After the installation done, you can start using Sedona functions. Please log in to Snowflake again using the user that has the privilege to access the database.
!!!note Please always keep the schema name SEDONA (e.g., SEDONA.ST_GeomFromWKT) when you use Sedona functions to avoid conflicting with Snowflake's built-in functions.
First make sure to point to the correct functions. By default, the Sedona functions should be accessible in db.schema SEDONASNOW.SEDONA.
USE DATABASE SEDONASNOW;
Alternatively, use another database and specify the fully qualified name e.g. SEDONASNOW.SEDONA.ST_GeomFromText
Let's create a city_tbl that contains the locations and names of cities. Each location is a WKT string.

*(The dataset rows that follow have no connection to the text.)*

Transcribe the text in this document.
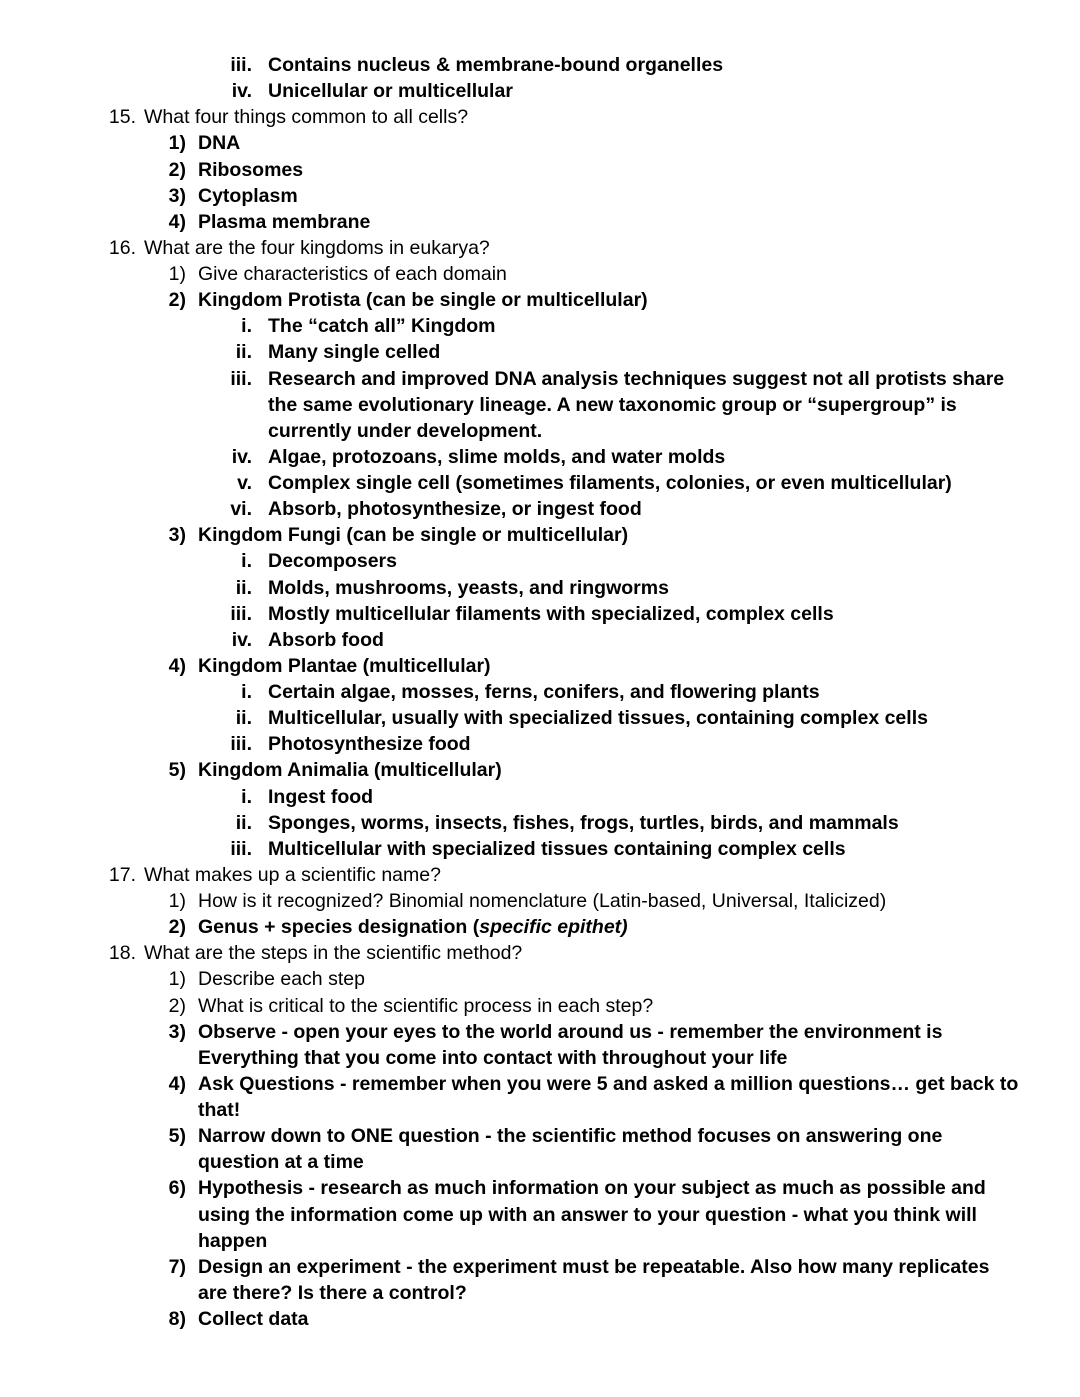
iii. Contains nucleus & membrane-bound organelles
iv. Unicellular or multicellular
15. What four things common to all cells?
1) DNA
2) Ribosomes
3) Cytoplasm
4) Plasma membrane
16. What are the four kingdoms in eukarya?
1) Give characteristics of each domain
2) Kingdom Protista (can be single or multicellular)
i. The “catch all” Kingdom
ii. Many single celled
iii. Research and improved DNA analysis techniques suggest not all protists share the same evolutionary lineage. A new taxonomic group or “supergroup” is currently under development.
iv. Algae, protozoans, slime molds, and water molds
v. Complex single cell (sometimes filaments, colonies, or even multicellular)
vi. Absorb, photosynthesize, or ingest food
3) Kingdom Fungi (can be single or multicellular)
i. Decomposers
ii. Molds, mushrooms, yeasts, and ringworms
iii. Mostly multicellular filaments with specialized, complex cells
iv. Absorb food
4) Kingdom Plantae (multicellular)
i. Certain algae, mosses, ferns, conifers, and flowering plants
ii. Multicellular, usually with specialized tissues, containing complex cells
iii. Photosynthesize food
5) Kingdom Animalia (multicellular)
i. Ingest food
ii. Sponges, worms, insects, fishes, frogs, turtles, birds, and mammals
iii. Multicellular with specialized tissues containing complex cells
17. What makes up a scientific name?
1) How is it recognized? Binomial nomenclature (Latin-based, Universal, Italicized)
2) Genus + species designation (specific epithet)
18. What are the steps in the scientific method?
1) Describe each step
2) What is critical to the scientific process in each step?
3) Observe - open your eyes to the world around us - remember the environment is Everything that you come into contact with throughout your life
4) Ask Questions - remember when you were 5 and asked a million questions… get back to that!
5) Narrow down to ONE question - the scientific method focuses on answering one question at a time
6) Hypothesis - research as much information on your subject as much as possible and using the information come up with an answer to your question - what you think will happen
7) Design an experiment - the experiment must be repeatable. Also how many replicates are there? Is there a control?
8) Collect data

CREATE OR REPLACE TABLE city_tbl (wkt STRING, city_name STRING); INSERT INTO city_tbl(wkt, city_name) VALUES ('POINT (-122.33 47.61)', 'Seattle'); INSERT INTO city_tbl(wkt, city_name) VALUES ('POINT (-122.42 37.76)', 'San Francisco');
Then we can show the content of this table:
SELECT * FROM city_tbl;
Output:
WKT CITY_NAME POINT (-122.33 47.61) Seattle POINT (-122.42 37.76) San Francisco
All geometrical operations in SedonaSQL are on Geometry/Geography type objects. Therefore, before any kind of queries, you need to create a Geometry/Geography type column on the table.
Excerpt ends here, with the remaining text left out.